The core issue is that using annotate without a previous call either vaues or values_list, will work as expected, simply annotating a value and returning it as an additional column, but if an aggregate is added afterwards (such as count), the final query ends up being a redundant query where the annotated value is added to a group by clause (group by id + column), to a column as part of the select (function called twice) and then wrapped into a select * (subquery), which makes the extra column as part of the select and group by useless, unless the query had any kind of left/inner join in which case the group by might make sense (although not sure about the column showing up on the select clause)
The ugly work around is to simply add a .values('id') at the end so the annotated value doesn't show on the group by and select sections, although the nested query still happens.
For this reason, there's currently no way to achieve the above without ugly work arounds or unnecessary database performance hits.

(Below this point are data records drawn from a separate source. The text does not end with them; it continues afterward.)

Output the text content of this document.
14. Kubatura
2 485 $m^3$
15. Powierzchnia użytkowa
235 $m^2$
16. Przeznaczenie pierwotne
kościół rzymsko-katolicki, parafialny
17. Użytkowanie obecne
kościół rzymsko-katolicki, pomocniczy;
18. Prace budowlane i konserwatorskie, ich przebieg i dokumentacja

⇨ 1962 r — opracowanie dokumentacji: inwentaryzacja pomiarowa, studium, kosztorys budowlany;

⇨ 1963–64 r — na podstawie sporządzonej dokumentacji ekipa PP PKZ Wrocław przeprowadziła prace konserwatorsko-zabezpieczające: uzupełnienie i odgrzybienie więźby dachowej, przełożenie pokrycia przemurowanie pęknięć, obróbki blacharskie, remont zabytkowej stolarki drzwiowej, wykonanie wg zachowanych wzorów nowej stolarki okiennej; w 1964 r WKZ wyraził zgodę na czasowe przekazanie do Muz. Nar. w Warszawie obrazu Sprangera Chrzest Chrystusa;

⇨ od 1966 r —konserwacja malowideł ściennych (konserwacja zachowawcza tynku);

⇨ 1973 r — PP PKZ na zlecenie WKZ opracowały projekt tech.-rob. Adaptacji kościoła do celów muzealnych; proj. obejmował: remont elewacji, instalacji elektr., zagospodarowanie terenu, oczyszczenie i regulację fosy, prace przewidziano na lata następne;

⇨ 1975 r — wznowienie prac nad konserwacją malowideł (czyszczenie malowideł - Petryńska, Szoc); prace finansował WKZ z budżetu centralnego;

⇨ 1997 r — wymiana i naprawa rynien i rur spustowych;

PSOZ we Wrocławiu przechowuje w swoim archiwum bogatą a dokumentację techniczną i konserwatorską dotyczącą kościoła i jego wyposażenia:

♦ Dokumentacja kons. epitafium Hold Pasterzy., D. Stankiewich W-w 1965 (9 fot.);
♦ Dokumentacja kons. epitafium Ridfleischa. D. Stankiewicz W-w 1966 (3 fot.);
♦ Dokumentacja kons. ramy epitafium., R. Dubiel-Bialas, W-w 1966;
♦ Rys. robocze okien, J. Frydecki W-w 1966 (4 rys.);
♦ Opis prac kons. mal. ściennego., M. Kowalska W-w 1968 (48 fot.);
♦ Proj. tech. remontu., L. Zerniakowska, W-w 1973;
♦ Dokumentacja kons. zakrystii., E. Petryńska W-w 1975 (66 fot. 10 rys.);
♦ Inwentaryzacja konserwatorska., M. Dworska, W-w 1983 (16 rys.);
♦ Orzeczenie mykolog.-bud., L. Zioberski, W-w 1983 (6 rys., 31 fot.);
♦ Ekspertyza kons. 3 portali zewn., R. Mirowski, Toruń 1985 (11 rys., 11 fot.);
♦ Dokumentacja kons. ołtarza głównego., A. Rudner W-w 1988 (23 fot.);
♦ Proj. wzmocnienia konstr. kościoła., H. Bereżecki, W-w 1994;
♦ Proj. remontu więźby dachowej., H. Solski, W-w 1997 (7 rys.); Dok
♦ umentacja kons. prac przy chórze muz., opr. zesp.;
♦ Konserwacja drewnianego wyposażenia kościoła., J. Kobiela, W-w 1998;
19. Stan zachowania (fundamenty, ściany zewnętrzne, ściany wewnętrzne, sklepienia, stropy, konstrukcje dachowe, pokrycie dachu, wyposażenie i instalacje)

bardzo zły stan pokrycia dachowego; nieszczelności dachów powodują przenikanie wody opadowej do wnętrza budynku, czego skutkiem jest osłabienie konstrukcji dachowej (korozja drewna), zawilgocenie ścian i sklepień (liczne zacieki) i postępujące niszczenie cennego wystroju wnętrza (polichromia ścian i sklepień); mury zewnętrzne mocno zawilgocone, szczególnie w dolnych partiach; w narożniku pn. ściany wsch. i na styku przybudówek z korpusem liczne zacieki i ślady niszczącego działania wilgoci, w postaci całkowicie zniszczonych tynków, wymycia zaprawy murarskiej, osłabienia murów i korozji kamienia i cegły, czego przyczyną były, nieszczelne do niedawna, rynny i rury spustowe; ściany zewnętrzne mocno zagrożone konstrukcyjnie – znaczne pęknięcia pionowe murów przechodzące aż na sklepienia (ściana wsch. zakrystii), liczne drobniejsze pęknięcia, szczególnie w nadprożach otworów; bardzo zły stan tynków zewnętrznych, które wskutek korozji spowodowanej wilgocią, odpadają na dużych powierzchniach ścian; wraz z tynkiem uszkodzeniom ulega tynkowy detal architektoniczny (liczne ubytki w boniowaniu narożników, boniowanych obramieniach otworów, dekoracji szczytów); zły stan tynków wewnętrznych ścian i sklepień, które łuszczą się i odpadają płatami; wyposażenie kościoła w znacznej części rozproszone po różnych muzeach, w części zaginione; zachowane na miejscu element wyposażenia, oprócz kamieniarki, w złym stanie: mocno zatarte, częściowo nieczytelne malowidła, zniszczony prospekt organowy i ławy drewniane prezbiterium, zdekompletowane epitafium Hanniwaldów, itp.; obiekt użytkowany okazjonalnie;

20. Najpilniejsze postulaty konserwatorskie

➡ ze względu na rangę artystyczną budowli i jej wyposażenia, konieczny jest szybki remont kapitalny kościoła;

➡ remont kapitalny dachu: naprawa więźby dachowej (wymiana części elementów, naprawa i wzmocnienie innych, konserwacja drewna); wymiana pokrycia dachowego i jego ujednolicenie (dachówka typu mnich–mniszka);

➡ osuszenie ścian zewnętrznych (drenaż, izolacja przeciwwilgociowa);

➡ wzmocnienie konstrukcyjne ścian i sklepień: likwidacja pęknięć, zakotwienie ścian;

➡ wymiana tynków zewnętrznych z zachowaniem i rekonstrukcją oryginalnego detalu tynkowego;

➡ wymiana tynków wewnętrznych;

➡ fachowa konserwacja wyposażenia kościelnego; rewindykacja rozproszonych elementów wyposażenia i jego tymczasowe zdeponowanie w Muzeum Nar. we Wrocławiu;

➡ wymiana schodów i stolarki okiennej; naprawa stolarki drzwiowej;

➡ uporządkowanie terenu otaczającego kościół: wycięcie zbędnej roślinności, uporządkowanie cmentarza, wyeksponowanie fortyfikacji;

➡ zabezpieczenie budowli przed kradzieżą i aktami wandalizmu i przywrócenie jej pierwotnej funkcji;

The easiest option I believe would be to follow the ticket in order to implement an alias call that works exactly like annotate but doesn't trigger any grouping.
A more complicated option is probably trying to make annotate/aggregate smarter, so all the unnecessary grouping and sub querying doesn't happen unless needed, for example, if the queryset didn't call values/values_list or if there are no relationships/joins used.
Example/demostration:
Given the following queryset
query1 = MyModel.objects.annotate(x=MyFunction('a', 'b')).filter(x__gte=0.6).order_by('-x')
query1 SQL is good and looks like:
SELECT id, a, b, myfunction(a, b) as x
FROM mymodel
WHERE myfunction(a, b) >= 0.6
ORDER BY x desc
Notice how there's no group by, the ORM was smart enough to not include it since there was no previous call to values/values_list
If we run query1.count() the final SQL looks like:
SELECT COUNT(*) FROM (
SELECT id, myfunction(a, b) as x
FROM mymodel
WHERE myfunction(a ,b) >= 0.6
GROUP BY id, myfunction(a ,b)
) subquery
which if myfunction is slow, will add a massive slow down that's not even needed, and should actually be just:
SELECT count(*)
FROM mymodel
WHERE myfunction(a ,b) >= 0.6
while the other query should ONLY happen if the group by makes sense (i.e, if there's a join somewhere, or a values/values_list was used previously so id is not part of the group by statement)
but if we work around the issue adding a query1.values('id').count(), the final query ends up better:
SELECT COUNT(*) FROM (
SELECT id
FROM mymodel
WHERE myfunction(a ,b) >= 0.6
) subquery
I hope I could explain this clear enough with the example, and note that using a custom lookup is not possible since the value is required for the order_by to work.